As Zelenskyy released his videos telling his people he would stay and fight, so did the Ukrainian people. In one video shortly after Zelenskyy’s announcement that he wouldn’t leave Kyiv, Ukrainian soldiers, urging Russian forces to leave or surrender, spoke in Russian saying “You thought our president was a comedian and clown. Turns out he is an iron joker who f**** you with bayraktars (a type of combat drone).” The region continues to not be known for its subtlety.
The inclusive heroism on display was not just Zelenskyy’s, but Ukraine’s as a whole. In a time of war it would be easy to become xenophobic. To become blood and soil nationalists as so many Central and Eastern European societies like Romania fighting the Soviet Union and Hungary after the collapse of Austria-Hungary have done in times of acute distress. To say there is one kind of Ukrainian, and it is not an Armenian, a Greek, a Jew or a Muslim Tatar.
Yet Ukrainians by and large have not disintegrated along ethnic lines, but have unified as a nation. Ethnic minorities within Ukraine have rallied as much as ethnic Ukrainians in the goal of defending Ukraine from the existentialist threat it faces from Russia. As one Muslim Ukrainian soldier sharing a foxhole with a Jewish soldier remarked, “consider how much the Russians pissed us off that Muslims and Jews fight together.”
It would have been very understandable if Jews inside and especially outside of Ukraine, given their painful history with both Ukrainians and Russians, sat on the sidelines and said a pox on both their houses. It didn’t happen. Former Soviet Jews in New York raised millions for Ukraine. Jews with ties to Ukraine took up arms for Ukraine. Every kind of Jew with roots in Ukraine from observant Ukrainian Jews to secular Israelis who had fled Soviet Ukraine joined the fight. The Ukrainian army, with its chief rabbi, held a Pesach Seder in the middle of a war.
The descendents of Cossacks rallied behind their Jewish leader. Ukrainian Jews and Jews with recent roots in Ukraine joined the fight for a free Ukraine. The previous two sentences would be impossible to explain to any of our ancestors, Jewish or Cossack.

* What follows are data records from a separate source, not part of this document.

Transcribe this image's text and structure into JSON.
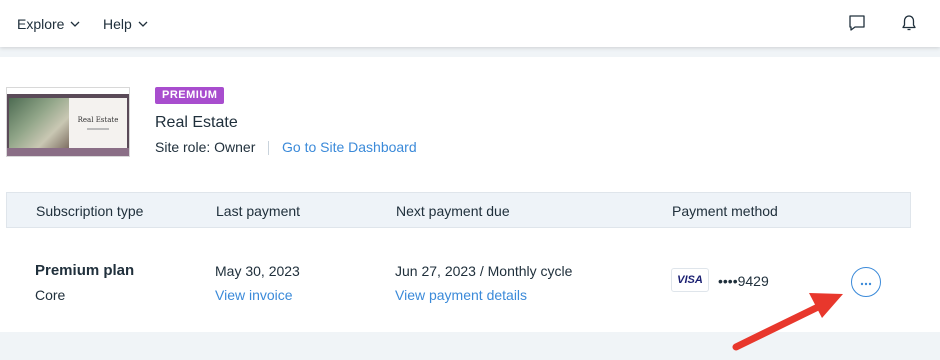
{
  "nav": {
    "items": [
      {
        "label": "Explore"
      },
      {
        "label": "Help"
      }
    ]
  },
  "site": {
    "badge": "PREMIUM",
    "name": "Real Estate",
    "role": "Site role: Owner",
    "dashboard_link": "Go to Site Dashboard",
    "thumbnail_title": "Real Estate"
  },
  "table": {
    "headers": [
      "Subscription type",
      "Last payment",
      "Next payment due",
      "Payment method"
    ],
    "row": {
      "plan_name": "Premium plan",
      "plan_type": "Core",
      "last_payment_date": "May 30, 2023",
      "view_invoice": "View invoice",
      "next_payment": "Jun 27, 2023 / Monthly cycle",
      "view_payment_details": "View payment details",
      "card_brand": "VISA",
      "card_number": "••••9429"
    }
  },
  "colors": {
    "accent": "#3b8ad9",
    "badge": "#a84dce",
    "annotation_arrow": "#e8372c"
  },
  "icons": {
    "chat": "chat-bubble-icon",
    "bell": "bell-icon",
    "more": "more-horizontal-icon"
  }
}
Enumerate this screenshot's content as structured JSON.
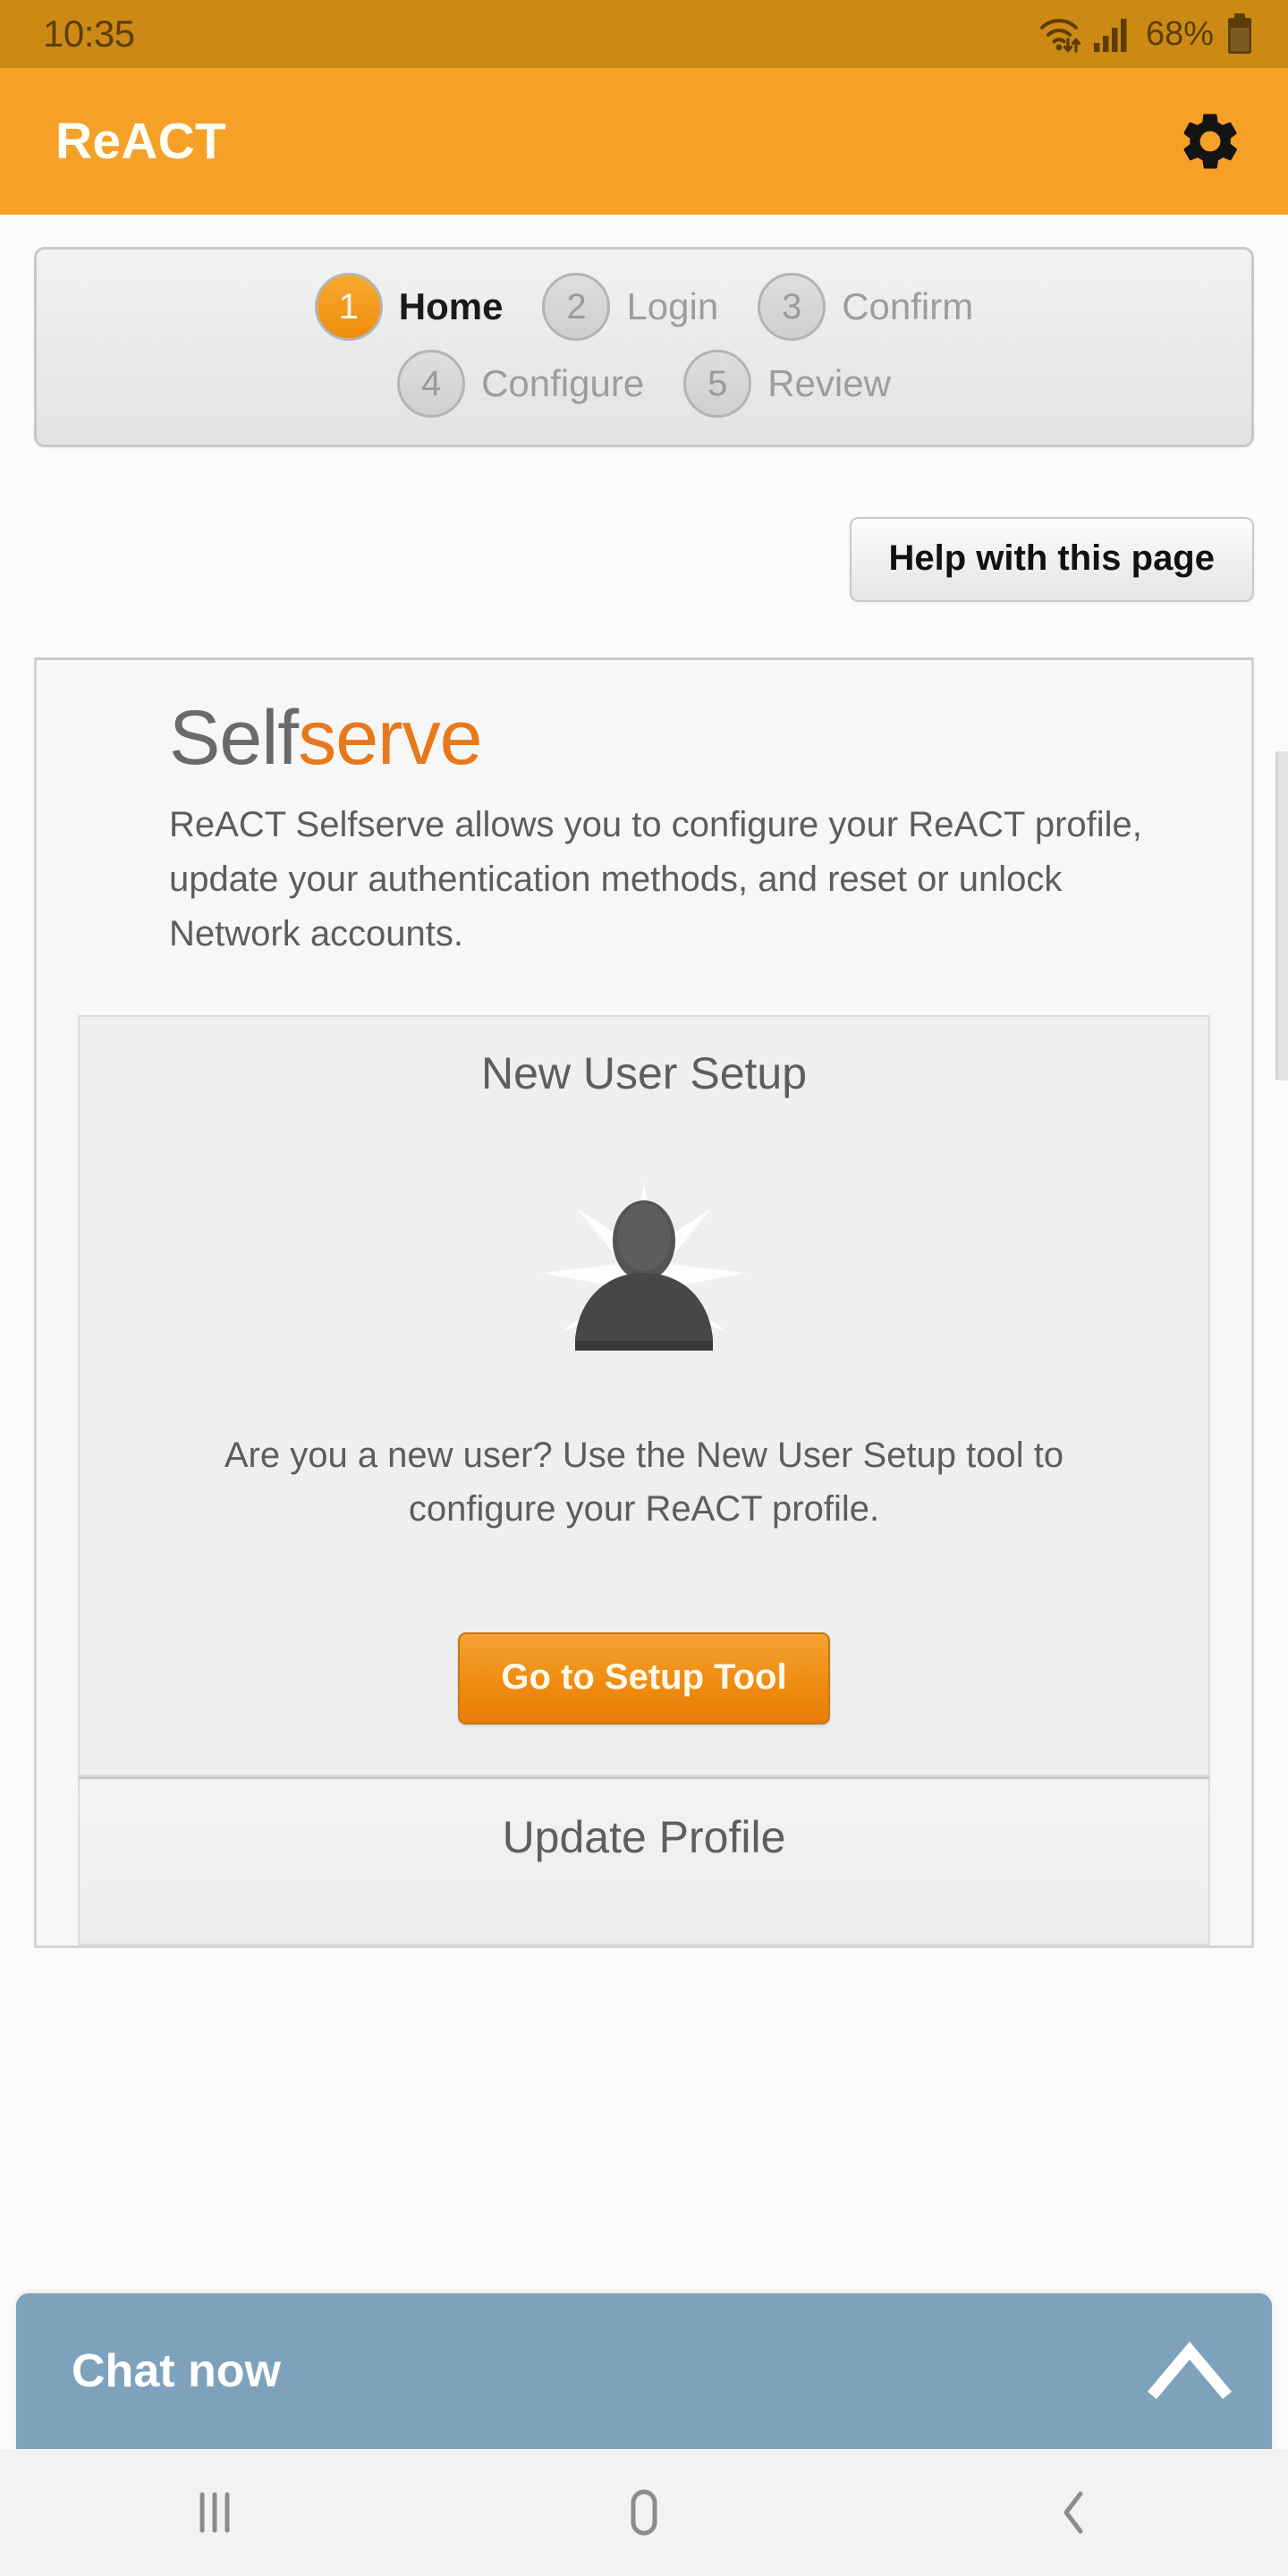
{
  "status_bar": {
    "time": "10:35",
    "battery_percent": "68%",
    "icons": [
      "wifi-icon",
      "cellular-signal-icon",
      "battery-icon"
    ]
  },
  "app_bar": {
    "title": "ReACT",
    "settings_icon": "gear-icon"
  },
  "stepper": {
    "rows": [
      [
        {
          "number": "1",
          "label": "Home",
          "active": true
        },
        {
          "number": "2",
          "label": "Login",
          "active": false
        },
        {
          "number": "3",
          "label": "Confirm",
          "active": false
        }
      ],
      [
        {
          "number": "4",
          "label": "Configure",
          "active": false
        },
        {
          "number": "5",
          "label": "Review",
          "active": false
        }
      ]
    ]
  },
  "help": {
    "label": "Help with this page"
  },
  "content": {
    "brand_first": "Self",
    "brand_second": "serve",
    "intro": "ReACT Selfserve allows you to configure your ReACT profile, update your authentication methods, and reset or unlock Network accounts.",
    "new_user_setup": {
      "title": "New User Setup",
      "avatar_icon": "user-silhouette-icon",
      "description": "Are you a new user? Use the New User Setup tool to configure your ReACT profile.",
      "button_label": "Go to Setup Tool"
    },
    "update_profile": {
      "title": "Update Profile"
    }
  },
  "chat": {
    "label": "Chat now",
    "expand_icon": "chevron-up-icon"
  },
  "nav_bar": {
    "recents_icon": "recents-icon",
    "home_icon": "home-icon",
    "back_icon": "back-icon"
  },
  "colors": {
    "status_bar_bg": "#cc8a14",
    "app_bar_bg": "#f5a026",
    "accent_orange": "#e8781a",
    "chat_bar_bg": "#7ea2bb",
    "page_bg": "#fbfbfb"
  }
}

That fight, unfortunately, continues a year later.
I do not know when and how Russia’s awful war against Ukraine ends, but I know that this Ukraine is, for now, charting a different course than Ukraine and many Eastern European societies have in the past. Rejecting a narrow ethnic nationalism, Ukraine’s leadership and much of its populace is fighting for the freedom of all Ukrainians, no matter their ethnicity. Glory to this Ukraine. Glory to her heroes.